String concatenation not working in a loop

Hi,

First post, so I hope someone can help me with this weirdness :slight_smile:

I have a number files with some rows of information I want to extract, at the same time I want to add to a string some details from the file. I have found two different ways of looping over rows in a file, but one method doesn't let me concatenarte strings and I don't know why....

The first method sets the IFS environmental variable.
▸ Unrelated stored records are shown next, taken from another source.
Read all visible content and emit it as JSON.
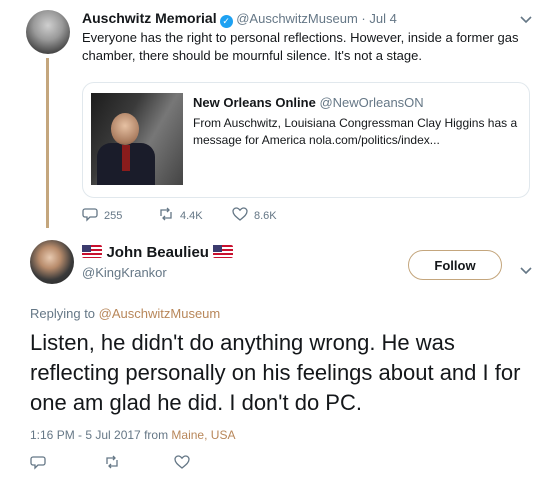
{
  "tweet1": {
    "name": "Auschwitz Memorial",
    "handle": "@AuschwitzMuseum",
    "separator": "·",
    "date": "Jul 4",
    "text": "Everyone has the right to personal reflections. However, inside a former gas chamber, there should be mournful silence. It's not a stage.",
    "card": {
      "source": "New Orleans Online",
      "source_handle": "@NewOrleansON",
      "body": "From Auschwitz, Louisiana Congressman Clay Higgins has a message for America nola.com/politics/index..."
    },
    "replies": "255",
    "retweets": "4.4K",
    "likes": "8.6K"
  },
  "tweet2": {
    "name": "John Beaulieu",
    "handle": "@KingKrankor",
    "follow_label": "Follow",
    "replying_to_prefix": "Replying to",
    "replying_to": "@AuschwitzMuseum",
    "text": "Listen, he didn't do anything wrong. He was reflecting personally on his feelings about and I for one am glad he did. I don't do PC.",
    "timestamp": "1:16 PM - 5 Jul 2017 from",
    "location": "Maine, USA"
  },
  "colors": {
    "accent": "#1da1f2",
    "thread_line": "#c4a67d",
    "muted": "#657786"
  },
  "icons": {
    "reply": "reply-icon",
    "retweet": "retweet-icon",
    "like": "heart-icon",
    "verified": "verified-badge-icon",
    "more": "chevron-down-icon",
    "flag": "us-flag-icon"
  }
}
I don't really favour this method, but it works..

#!/bin/bash -
OLDIFS=$IFS
IFS='
'

STE="cat"
  
for FILE in $( ls *-df | cut -f 4 -d / ); do
  N=0
  for LINE in $( cat $FILE ); do
    N=$((N+1))
    STE="$STE""dog"
  done
done
echo "$STE" && exit

and produces:
catdogdogdogdogdogdogdogdogdogdogdogdogdogdogdogdo gdogdogdogdogdogdogdogdogdogdogdogdog

Method 2 uses "read" but prevents the concatenation of the string:

#!/bin/bash -
STE="cat"
  
for FILE in $( ls *-df | cut -f 4 -d / ); do
  N=0
  cat "$FILE" | while read LINE ; do
    N=$((N+1))
    STE="$STE""dog"
  done
done
echo "$STE" && exit

and produces:
cat

Why is there a difference in the two methods? I would rather not be changing environmental variables and a simple loop is my preferred choice.

Thanks for your help, as this has been driving me crazy...
Stephen

The difference lies in the use of a pipe if you are using bash. This would work in ksh

cat "$FILE" | while read LINE ; do
    N=$((N+1))
    STE="$STE""dog"
  done

In bash (contrary to ksh) the last command in the pipe does not run in the current process so the variable STE loses its value once it finishes.

S.

So if I want to use BASH (the company standard), the only option is to change the IFS variable? And then change it back again?

Thanks,
LITW

As Scrutinizer mentioned, with bash the commands after the pipe run in a subshell and variables in a subshell are not visible outside the block of code in the subshell and they are not accessible to the parent process.

You can avoid the use of a pipe (and useless use of cat) like:

STE="cat"
  
for FILE in $( ls *-df | cut -f 4 -d / ); do
  N=0
  while read LINE ; do
    N=$((N+1))
    STE="$STE""dog"
  done < "$FILE"
done
echo "$STE" && exit

Thanks to you both, I am really glad I joined this forum now :slight_smile:

Works like a charm. A bit of a follow up question though, is it bad practise to change the IFS variable like in the first example?

Thanks again,
LITW

If you don't read lines (filenames) with spaces it isn't necessary to change the IFS.